Ursula İguaran: Yüzyıllık Yalnızlık ve Beş Yüz Günlük Fakirlik

  • Ursula İguaran: Yüzyıllık Yalnızlık ve Beş Yüz Günlük Fakirlik

    Posted by romankahramanlari on 12 Temmuz 2024 at 11:14

    Yüzyıllık Yalnızlık ve Beş Yüz Günlük Fakirlik*

    Makale Yazarı: Burcu Polat

    *Bu makale ROMAN KAHRAMANLARI Temmuz/Eylül 2016, 27. sayıda yayımlanmıştır. 

    #GGMarquez #YüzyıllıkYalnızlık’ı yazmaya başladığında çocukluğunda kendisini etkilemiş olan her şeyi edebiyat aracılığıyla aktarabileceği bir yol bulmak istediğini söyler. Marquez çocukluğunu anlatmak zorundadır. Çünkü #Marquez’in de “nenesi” var…

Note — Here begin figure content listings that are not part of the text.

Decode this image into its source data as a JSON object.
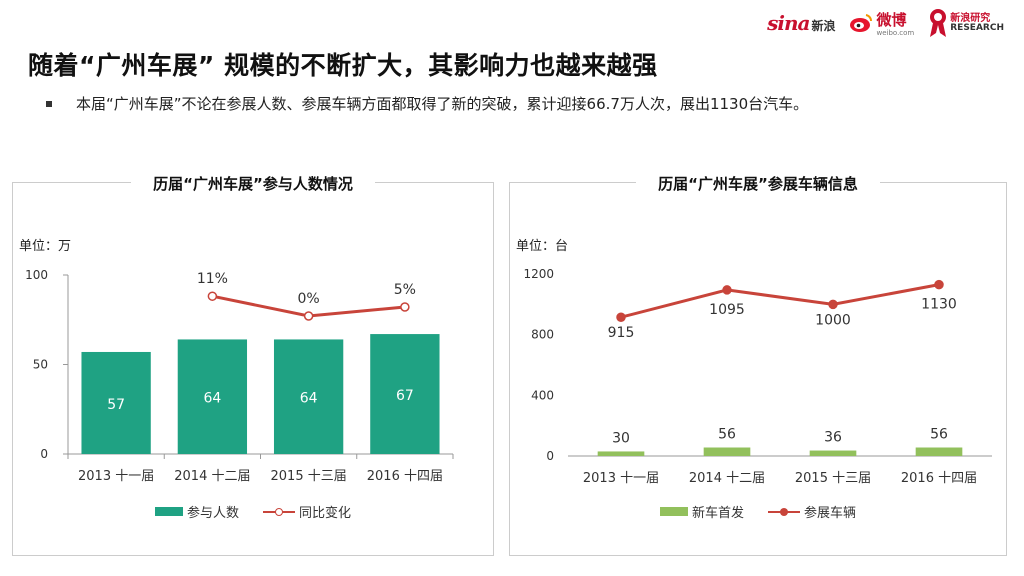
{
  "header": {
    "title": "随着“广州车展” 规模的不断扩大，其影响力也越来越强",
    "bullet": "本届“广州车展”不论在参展人数、参展车辆方面都取得了新的突破，累计迎接66.7万人次，展出1130台汽车。"
  },
  "logos": {
    "sina_text": "sina",
    "sina_cn": "新浪",
    "weibo_text": "微博",
    "weibo_sub": "weibo.com",
    "research_cn": "新浪研究",
    "research_en": "RESEARCH"
  },
  "colors": {
    "teal": "#1fa283",
    "red": "#c8443a",
    "green": "#92c05c"
  },
  "chart_data": [
    {
      "type": "bar+line",
      "title": "历届“广州车展”参与人数情况",
      "unit_label": "单位：万",
      "categories": [
        "2013 十一届",
        "2014 十二届",
        "2015 十三届",
        "2016 十四届"
      ],
      "ylim": [
        0,
        100
      ],
      "yticks": [
        0,
        50,
        100
      ],
      "series": [
        {
          "name": "参与人数",
          "kind": "bar",
          "values": [
            57,
            64,
            64,
            67
          ],
          "labels": [
            "57",
            "64",
            "64",
            "67"
          ]
        },
        {
          "name": "同比变化",
          "kind": "line",
          "values": [
            null,
            11,
            0,
            5
          ],
          "labels": [
            "",
            "11%",
            "0%",
            "5%"
          ]
        }
      ]
    },
    {
      "type": "bar+line",
      "title": "历届“广州车展”参展车辆信息",
      "unit_label": "单位：台",
      "categories": [
        "2013 十一届",
        "2014 十二届",
        "2015 十三届",
        "2016 十四届"
      ],
      "ylim": [
        0,
        1200
      ],
      "yticks": [
        0,
        400,
        800,
        1200
      ],
      "series": [
        {
          "name": "新车首发",
          "kind": "bar",
          "values": [
            30,
            56,
            36,
            56
          ],
          "labels": [
            "30",
            "56",
            "36",
            "56"
          ]
        },
        {
          "name": "参展车辆",
          "kind": "line",
          "values": [
            915,
            1095,
            1000,
            1130
          ],
          "labels": [
            "915",
            "1095",
            "1000",
            "1130"
          ]
        }
      ]
    }
  ]
}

    1967 yılında yayımlanan Yüzyıllık Yalnızlık, bundan tam 17 yıl sonra 1984’te, #CanYayınları aracılığıyla ülkemizde okurları ile buluşuyor. Rivayete göre Gabriel Marquez bu kitabı yazmaya başlamazdan evvel karısı Mercedes’e evi geçindirme işini kendisine emanet ettiğini söyler ve aylar sonra kitabını bitirdiğinde, evde Mercedes’in satmadığı bir tava, kurutma makinası, elektrikli ısıtıcı kalır yalnızca. Kira ise hiç ödenmemiştir. Kitapta Marquez’in yazıp da karısının onaylamadığı tek cümle, tek satır yoktur. Öyle ki bu kitabın edebi başarılarından sonra yazar kendisini şöyle tanımlar: “Mercedes’in kocası”.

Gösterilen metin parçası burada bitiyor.